In an effort to avoid potential disruptions resulting from a dispute between South African lender Vantage Capital and Ugandan businessman Patrick Bitature over a $10-million loan awarded to the businessman in 2014, Uganda’s central bank has launched an investigation to determine if the situation poses any risks to the country’s financial services industry.

The move comes three weeks after Vantage Capital hired auctioneers to sell prime properties owned by Bitature’s Simba Telecom Limited but mortgaged through his real estate holding, Simba Properties Investment Company Limited, causing the Apex bank to take an interest in the dispute.

Tumubweine Twinemanzi, the executive director in charge of supervision at the Bank of Uganda, wrote to Vantage’s lawyers, Kirunda and Wasige Advocates, that the potential market valuation of the listed properties for sale and their common ownership make it highly likely that the affected debtor is a systemic borrower within the country’s commercial banking landscape.

Written by the Apex bank’s executive director on May 18, the letter represents the Bank of Uganda’s first line of concern, raising the question of whether other local banks have lent money to Simba Group and if those loans are in good standing.

According to the Monitor, there is no evidence that Simba Group has not met its loan obligations with other local lenders.

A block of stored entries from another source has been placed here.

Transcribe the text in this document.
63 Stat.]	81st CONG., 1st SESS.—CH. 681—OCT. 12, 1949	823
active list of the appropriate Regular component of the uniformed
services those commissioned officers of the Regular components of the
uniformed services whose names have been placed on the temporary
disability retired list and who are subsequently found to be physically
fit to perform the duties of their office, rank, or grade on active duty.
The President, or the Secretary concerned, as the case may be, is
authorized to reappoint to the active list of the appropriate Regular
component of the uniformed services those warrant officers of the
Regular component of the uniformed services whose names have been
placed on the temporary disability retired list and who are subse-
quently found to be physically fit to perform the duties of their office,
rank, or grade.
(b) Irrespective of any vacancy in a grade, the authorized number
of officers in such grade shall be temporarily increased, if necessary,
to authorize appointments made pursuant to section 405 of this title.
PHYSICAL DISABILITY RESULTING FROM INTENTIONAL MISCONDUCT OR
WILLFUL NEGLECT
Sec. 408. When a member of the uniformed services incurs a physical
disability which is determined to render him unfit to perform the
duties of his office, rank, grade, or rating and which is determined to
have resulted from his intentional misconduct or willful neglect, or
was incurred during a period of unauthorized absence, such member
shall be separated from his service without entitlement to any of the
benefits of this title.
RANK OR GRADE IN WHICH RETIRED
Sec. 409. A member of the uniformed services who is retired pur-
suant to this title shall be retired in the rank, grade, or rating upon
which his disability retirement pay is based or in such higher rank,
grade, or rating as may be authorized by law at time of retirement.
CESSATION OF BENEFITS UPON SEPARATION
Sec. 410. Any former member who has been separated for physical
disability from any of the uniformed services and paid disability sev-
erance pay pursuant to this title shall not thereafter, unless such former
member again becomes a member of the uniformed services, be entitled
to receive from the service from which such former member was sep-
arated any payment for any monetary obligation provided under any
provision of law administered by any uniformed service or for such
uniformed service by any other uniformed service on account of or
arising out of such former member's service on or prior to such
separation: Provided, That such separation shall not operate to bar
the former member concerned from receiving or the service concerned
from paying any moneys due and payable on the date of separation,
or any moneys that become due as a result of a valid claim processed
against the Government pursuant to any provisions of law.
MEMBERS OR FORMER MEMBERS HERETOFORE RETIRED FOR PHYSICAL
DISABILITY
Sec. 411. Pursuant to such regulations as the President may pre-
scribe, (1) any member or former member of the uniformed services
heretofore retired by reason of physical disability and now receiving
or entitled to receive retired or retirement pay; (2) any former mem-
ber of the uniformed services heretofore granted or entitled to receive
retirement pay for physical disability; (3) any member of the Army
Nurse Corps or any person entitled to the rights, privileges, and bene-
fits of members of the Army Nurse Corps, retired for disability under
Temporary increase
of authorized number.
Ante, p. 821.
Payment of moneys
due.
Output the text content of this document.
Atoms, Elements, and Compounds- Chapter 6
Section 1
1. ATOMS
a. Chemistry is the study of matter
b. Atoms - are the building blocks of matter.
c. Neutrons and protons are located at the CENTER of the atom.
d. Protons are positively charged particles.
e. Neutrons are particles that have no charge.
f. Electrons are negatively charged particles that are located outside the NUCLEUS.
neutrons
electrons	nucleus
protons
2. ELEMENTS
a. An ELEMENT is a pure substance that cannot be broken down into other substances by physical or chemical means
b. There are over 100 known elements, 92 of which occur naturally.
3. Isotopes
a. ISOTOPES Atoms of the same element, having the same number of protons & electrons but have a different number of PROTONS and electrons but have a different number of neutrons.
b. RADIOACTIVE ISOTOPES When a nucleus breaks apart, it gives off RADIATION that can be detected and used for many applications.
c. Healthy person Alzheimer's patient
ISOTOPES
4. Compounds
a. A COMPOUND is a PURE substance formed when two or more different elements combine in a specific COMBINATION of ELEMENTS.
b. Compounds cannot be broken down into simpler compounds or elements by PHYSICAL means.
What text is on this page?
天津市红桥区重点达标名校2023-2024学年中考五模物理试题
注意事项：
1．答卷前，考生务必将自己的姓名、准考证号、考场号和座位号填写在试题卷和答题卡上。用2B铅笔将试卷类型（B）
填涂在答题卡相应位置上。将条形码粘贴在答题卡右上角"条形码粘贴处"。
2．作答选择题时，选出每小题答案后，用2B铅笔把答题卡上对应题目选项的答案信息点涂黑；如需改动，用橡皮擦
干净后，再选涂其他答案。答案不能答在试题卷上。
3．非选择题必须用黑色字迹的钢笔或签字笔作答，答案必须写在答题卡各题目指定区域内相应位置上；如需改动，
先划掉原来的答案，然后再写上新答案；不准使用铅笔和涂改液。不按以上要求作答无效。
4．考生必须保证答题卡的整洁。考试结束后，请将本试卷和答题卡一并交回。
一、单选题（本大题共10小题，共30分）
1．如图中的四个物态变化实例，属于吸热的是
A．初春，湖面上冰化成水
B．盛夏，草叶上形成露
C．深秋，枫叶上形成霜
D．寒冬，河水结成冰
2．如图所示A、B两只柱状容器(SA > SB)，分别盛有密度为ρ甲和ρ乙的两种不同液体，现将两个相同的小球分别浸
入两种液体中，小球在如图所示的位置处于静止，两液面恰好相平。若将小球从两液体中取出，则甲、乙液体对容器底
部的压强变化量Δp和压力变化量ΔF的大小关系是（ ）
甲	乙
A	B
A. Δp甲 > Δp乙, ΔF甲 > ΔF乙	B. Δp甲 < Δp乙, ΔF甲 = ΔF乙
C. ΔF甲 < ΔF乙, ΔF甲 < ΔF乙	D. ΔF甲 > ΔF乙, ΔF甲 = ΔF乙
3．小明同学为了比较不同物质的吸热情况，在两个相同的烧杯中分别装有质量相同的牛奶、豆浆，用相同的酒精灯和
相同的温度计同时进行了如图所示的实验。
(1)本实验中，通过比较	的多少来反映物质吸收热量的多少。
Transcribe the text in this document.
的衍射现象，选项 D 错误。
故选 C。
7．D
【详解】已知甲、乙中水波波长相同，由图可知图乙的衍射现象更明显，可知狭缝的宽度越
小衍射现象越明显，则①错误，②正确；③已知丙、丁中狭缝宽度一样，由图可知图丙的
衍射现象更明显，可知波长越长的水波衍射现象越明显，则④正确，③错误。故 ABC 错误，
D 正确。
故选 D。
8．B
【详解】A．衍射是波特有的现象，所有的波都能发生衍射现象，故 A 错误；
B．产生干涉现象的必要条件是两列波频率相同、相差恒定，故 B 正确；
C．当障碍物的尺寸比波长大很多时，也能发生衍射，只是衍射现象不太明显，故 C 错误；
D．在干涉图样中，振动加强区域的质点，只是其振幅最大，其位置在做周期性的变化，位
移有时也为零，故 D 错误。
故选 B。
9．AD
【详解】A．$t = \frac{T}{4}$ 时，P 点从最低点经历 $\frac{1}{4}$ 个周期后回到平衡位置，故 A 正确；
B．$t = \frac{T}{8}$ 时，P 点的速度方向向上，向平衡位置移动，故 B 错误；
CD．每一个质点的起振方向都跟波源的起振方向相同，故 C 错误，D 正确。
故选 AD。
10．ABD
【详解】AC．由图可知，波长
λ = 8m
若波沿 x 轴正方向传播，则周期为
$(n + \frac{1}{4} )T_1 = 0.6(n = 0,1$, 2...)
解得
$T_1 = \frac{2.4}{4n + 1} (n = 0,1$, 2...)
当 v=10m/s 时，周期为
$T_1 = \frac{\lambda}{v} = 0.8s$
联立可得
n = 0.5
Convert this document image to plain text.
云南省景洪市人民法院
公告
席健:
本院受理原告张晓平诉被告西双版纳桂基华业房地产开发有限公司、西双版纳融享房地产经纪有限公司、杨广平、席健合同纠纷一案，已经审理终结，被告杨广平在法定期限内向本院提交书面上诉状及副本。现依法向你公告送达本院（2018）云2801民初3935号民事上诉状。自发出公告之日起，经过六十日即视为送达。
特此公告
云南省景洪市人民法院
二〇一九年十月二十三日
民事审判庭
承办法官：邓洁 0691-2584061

This news follows the publication of an auction notice for Bitature’s prime properties.

Bitature is the founder, chairman, and group CEO of Simba Group, an East African conglomerate. He is one of Uganda’s wealthiest people.

The businessman, who is also the newly appointed chairman of the board of Bollore Logistics Uganda, has won a contract to do the majority of the logistics work on the company’s oil fields and pipeline in western Uganda.

When confronted with the repayment of the $10-million loan he obtained from Vantage Capital, which has tripled in value to around $30 million after interest, charges, and penalties, Bitature clarified matters in a personal statement, in which he acknowledged receiving the loan but said difficulties arising from delays in Uganda’s oil and gas sector undermined his ability to repay.